For such a deadly virus, hiv has always seemed a rather sluggish one. Infected people can go a decade or more without showing symptoms, so experts have reasoned that the bug must lie dormant in the cells it infects until some unknown crisis pushes it into action. Two new studies have now radically changed the picture, showing that HIV is not a subtle intruder but a rabid aggressor that battles the body from the first day of infection. The discovery -- published in the journal Nature by researchers at the University of Alabama, Birmingham, and at New York's Aaron Diamond AIDS Research Center -- won't produce new treatments right away. But as Nature's editors boasted in a statement last week, it "completely changes our understanding of what's going on."
HIV's basic mode of action is no mystery. Scientists have known for a decade that the virus infects immune cells called T lymphocytes (more precisely, CD4 lymphocytes) and uses their machinery to churn out copies of itself. The virus has a heyday during the first weeks of infection, before the body mounts an immune response, but it soon forms a stable relationship with the host. Though HIV levels and CD4 counts change ever so slowly over the next several years, they don't stand still. Over time, HIV becomes more and more prevalent in the blood, and the number of CD4 cells dwindles. Finally the immune system crashes. The point of the new studies was to determine how the virus and the body treat each other during that gradual progression toward AIDS.
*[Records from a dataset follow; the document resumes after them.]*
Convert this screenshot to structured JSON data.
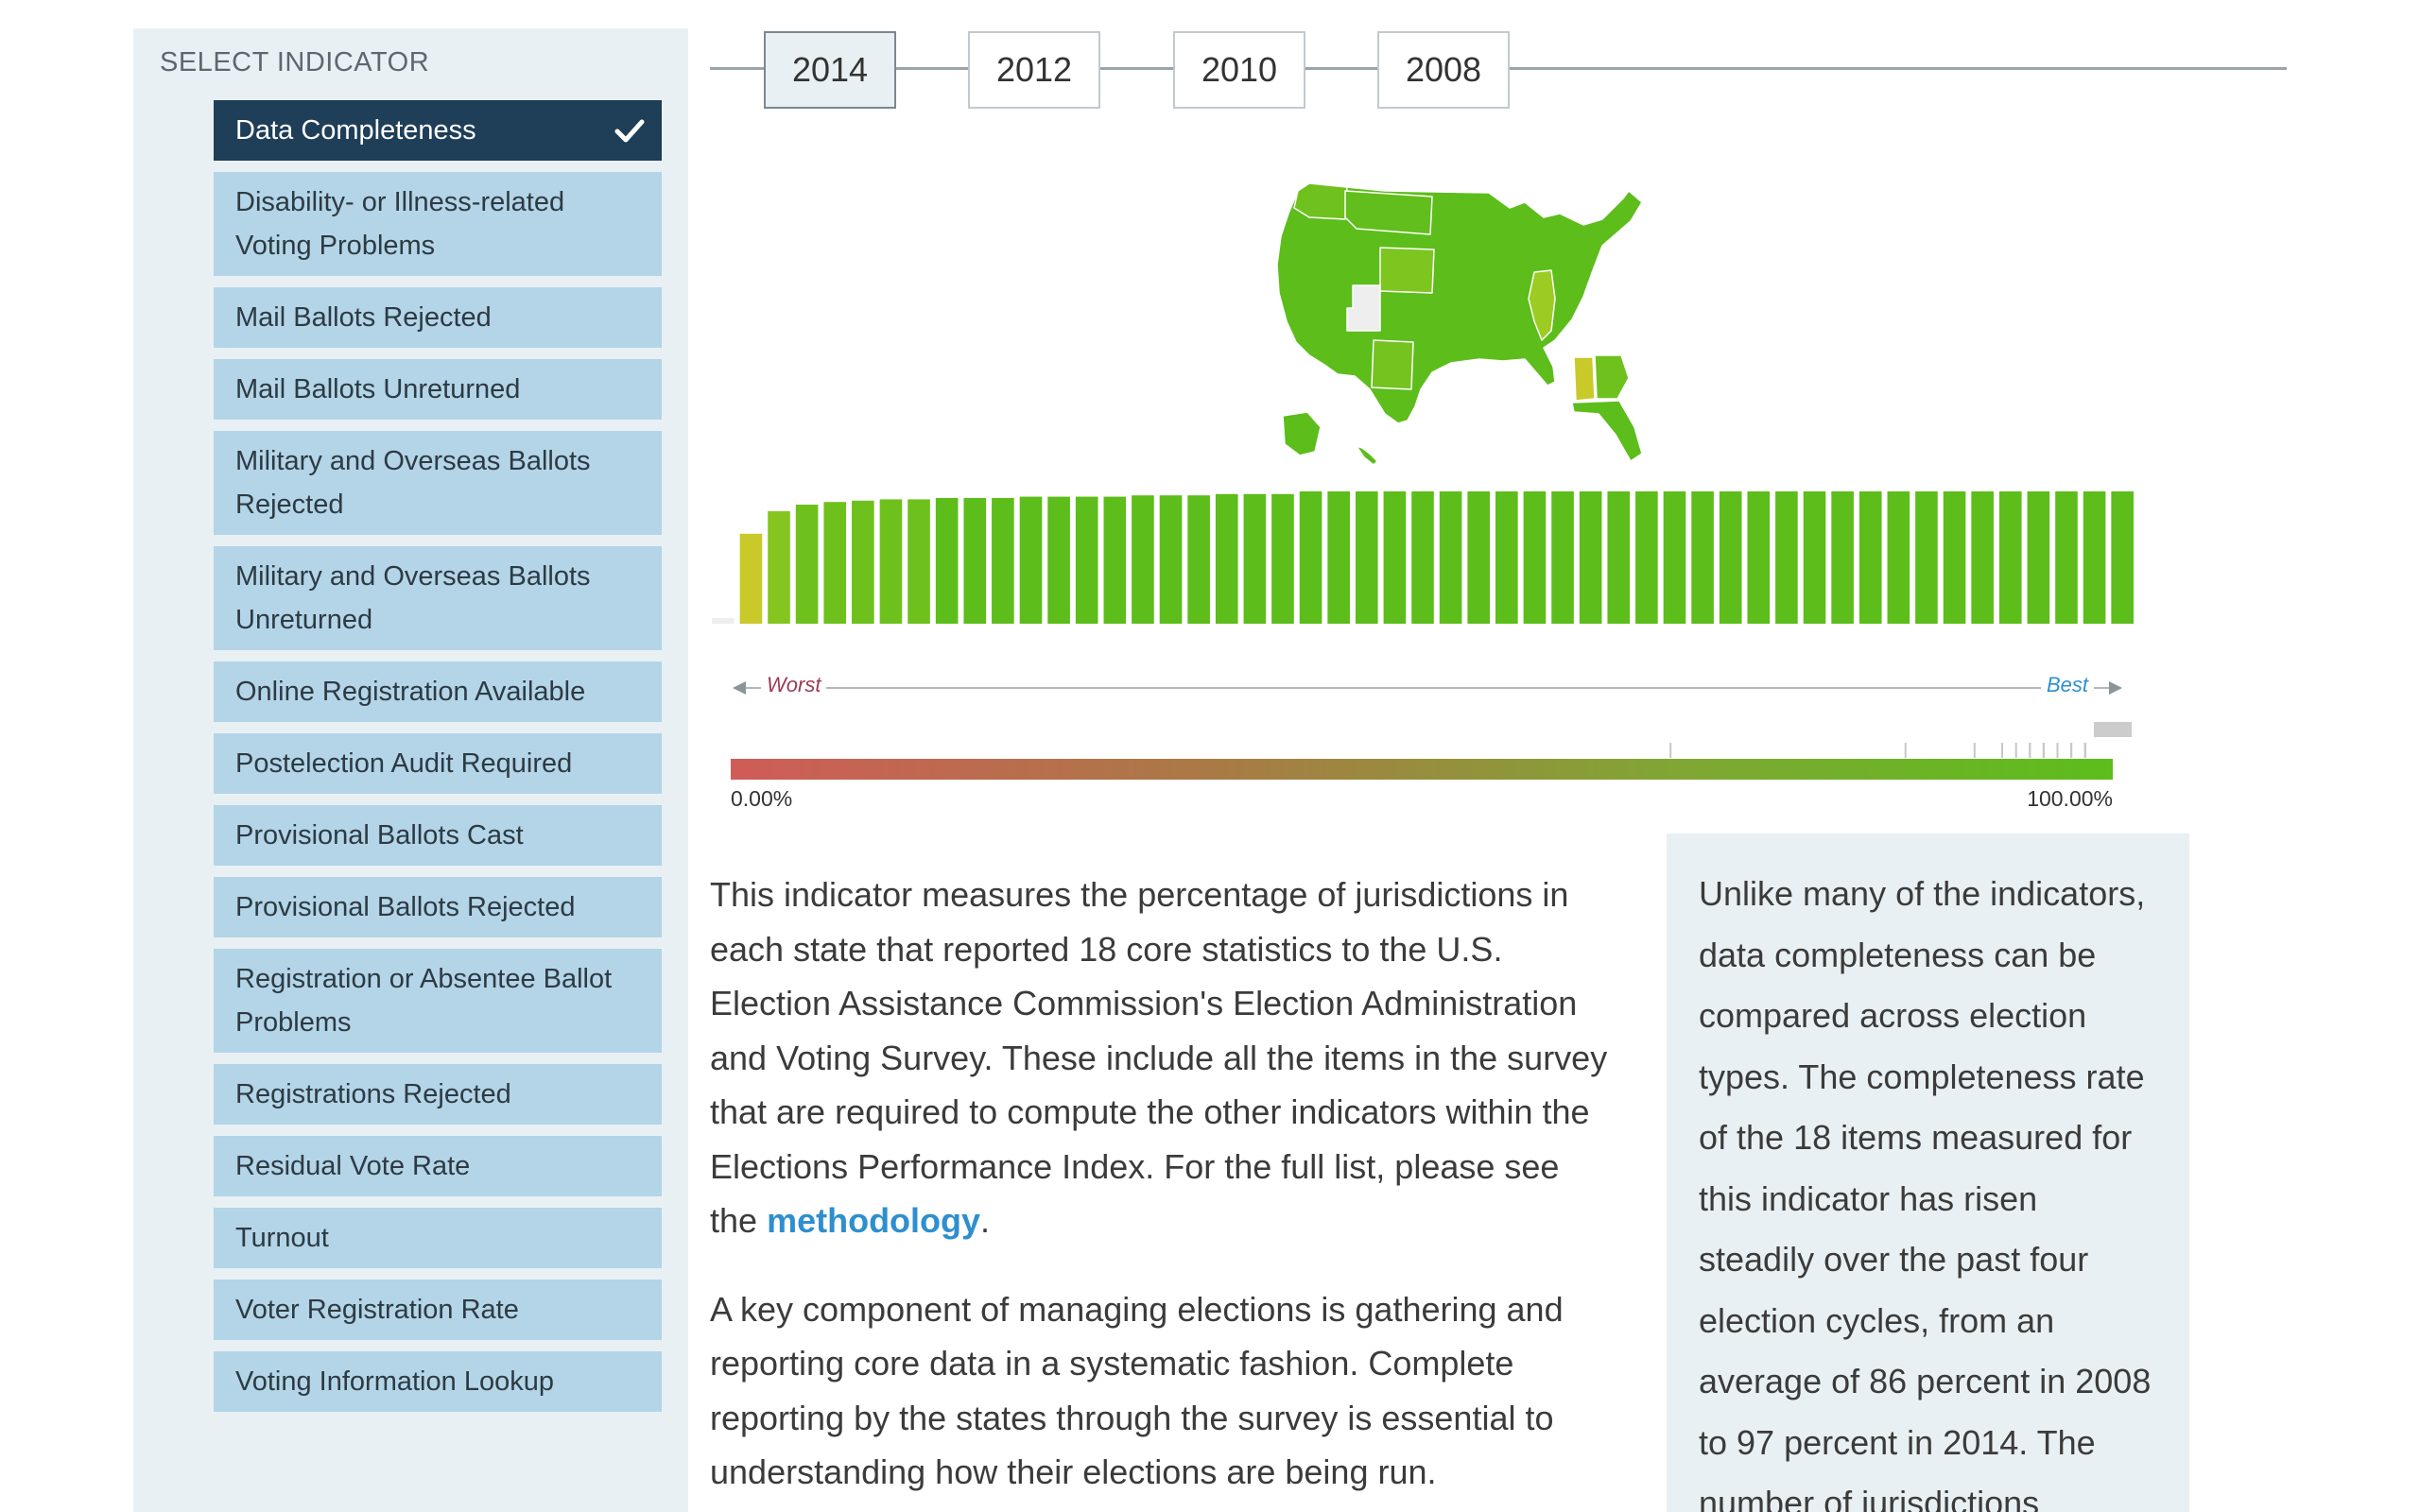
{
  "sidebar": {
    "title": "SELECT INDICATOR",
    "items": [
      {
        "label": "Data Completeness",
        "selected": true
      },
      {
        "label": "Disability- or Illness-related Voting Problems"
      },
      {
        "label": "Mail Ballots Rejected"
      },
      {
        "label": "Mail Ballots Unreturned"
      },
      {
        "label": "Military and Overseas Ballots Rejected"
      },
      {
        "label": "Military and Overseas Ballots Unreturned"
      },
      {
        "label": "Online Registration Available"
      },
      {
        "label": "Postelection Audit Required"
      },
      {
        "label": "Provisional Ballots Cast"
      },
      {
        "label": "Provisional Ballots Rejected"
      },
      {
        "label": "Registration or Absentee Ballot Problems"
      },
      {
        "label": "Registrations Rejected"
      },
      {
        "label": "Residual Vote Rate"
      },
      {
        "label": "Turnout"
      },
      {
        "label": "Voter Registration Rate"
      },
      {
        "label": "Voting Information Lookup"
      }
    ]
  },
  "years": {
    "tabs": [
      "2014",
      "2012",
      "2010",
      "2008"
    ],
    "selected": "2014"
  },
  "legend": {
    "worst": "Worst",
    "best": "Best",
    "min": "0.00%",
    "max": "100.00%"
  },
  "colors": {
    "best": "#5cbd1b",
    "worst": "#cf5c58",
    "mid": "#c9c92a",
    "no_data": "#eeeeee",
    "selected": "#1f3e57",
    "item": "#b3d5e7",
    "link": "#2e8fcf"
  },
  "chart_data": {
    "type": "bar",
    "description_free": true,
    "values": [
      0,
      68,
      85,
      90,
      92,
      93,
      94,
      94,
      95,
      95,
      95,
      96,
      96,
      96,
      96,
      97,
      97,
      97,
      98,
      98,
      98,
      100,
      100,
      100,
      100,
      100,
      100,
      100,
      100,
      100,
      100,
      100,
      100,
      100,
      100,
      100,
      100,
      100,
      100,
      100,
      100,
      100,
      100,
      100,
      100,
      100,
      100,
      100,
      100,
      100,
      100
    ],
    "ylim": [
      0,
      100
    ]
  },
  "content": {
    "p1": "This indicator measures the percentage of jurisdictions in each state that reported 18 core statistics to the U.S. Election Assistance Commission's Election Administration and Voting Survey. These include all the items in the survey that are required to compute the other indicators within the Elections Performance Index. For the full list, please see the",
    "p1_link": "methodology",
    "p1_end": ".",
    "p2": "A key component of managing elections is gathering and reporting core data in a systematic fashion. Complete reporting by the states through the survey is essential to understanding how their elections are being run.",
    "callout": "Unlike many of the indicators, data completeness can be compared across election types. The completeness rate of the 18 items measured for this indicator has risen steadily over the past four election cycles, from an average of 86 percent in 2008 to 97 percent in 2014. The number of jurisdictions"
  }
}
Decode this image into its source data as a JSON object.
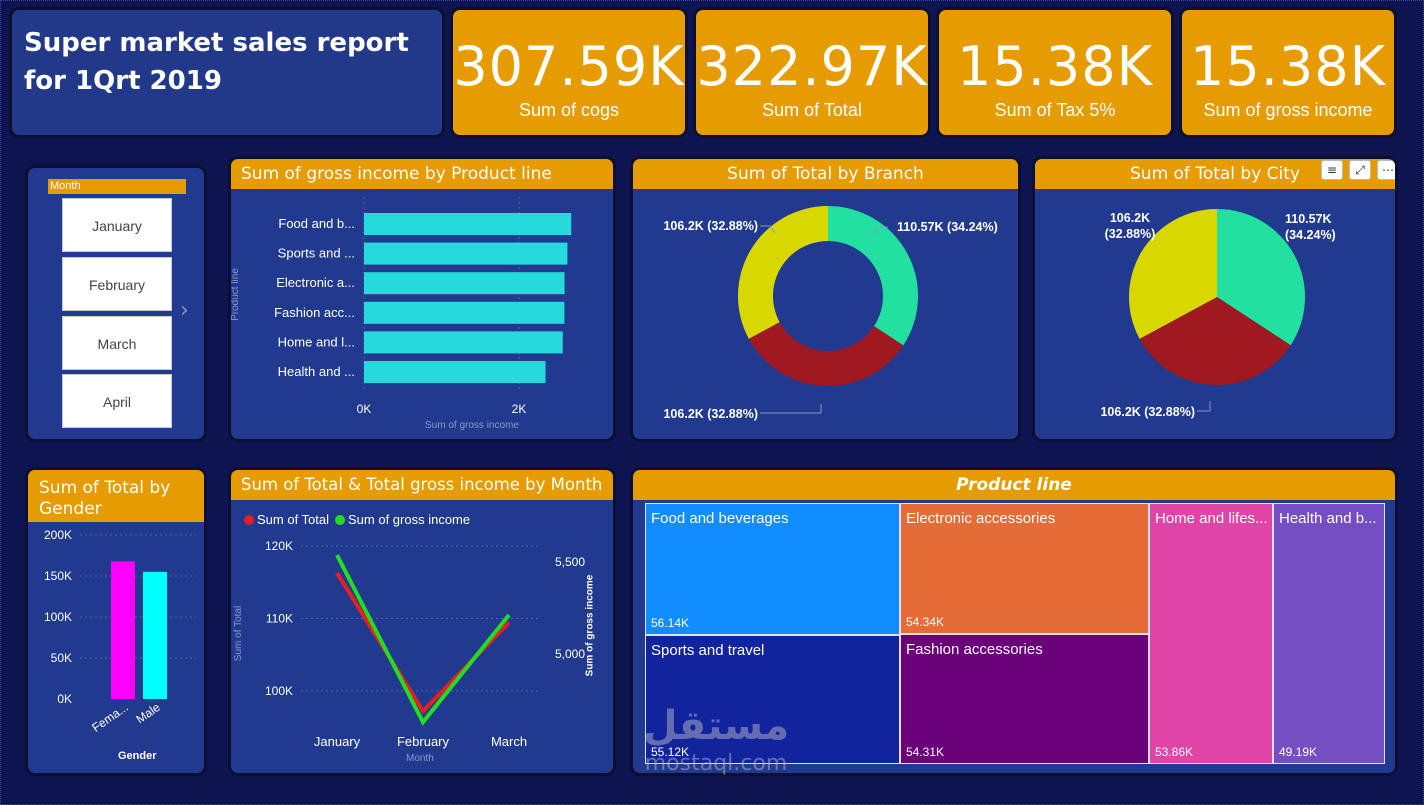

The strategy was simple but ingenious. By administering antiviral drugs and monitoring the effects, the researchers were able to calculate the typical rates at which HIV and its target cells are wiped out and replenished. During drug treatment, the amount of HIV in patients' blood fell byas much as 99.99 percent. And as their "viral loads" dropped, their immune systems quickly replaced huge numbers of lost CD4 cells. No one expected the benefitsto last; after just two weeks of drug treatment, resistant forms of HIV were flourishing in the patients' bodies. But the quick rise in CD4 cells during treatment suggested that infected people generate 2 billion of those cells every day -- even at advanced stages of illness. And the rapid appearance of drug-resistant HIV showed that the virus, far from lying dormant, replicates furiously to hold the line against the immune system. The reason the infection progresses so slowly is that the combatants are so closely matched.
Why the virus ultimately wins is still a mystery. Some experts believe the immune system in effect eats itself as it dutifully destroys its own infected cells. Others suspect that HIV simply kills lymphocytes at a slightly faster clip than the immune system can replace them. In either case, the new findings hold clear practical lessons. Since the immune system appears so resilient, says Dr. David Ho of the New York team, researchers shouldn't concern themselves with repairing it. They should focus on crippling the virus -- and crippling it early, before its progeny become too varied to contain. Those are enormous challenges, but thanks to the new discovery, scientists can now assume they're the right ones.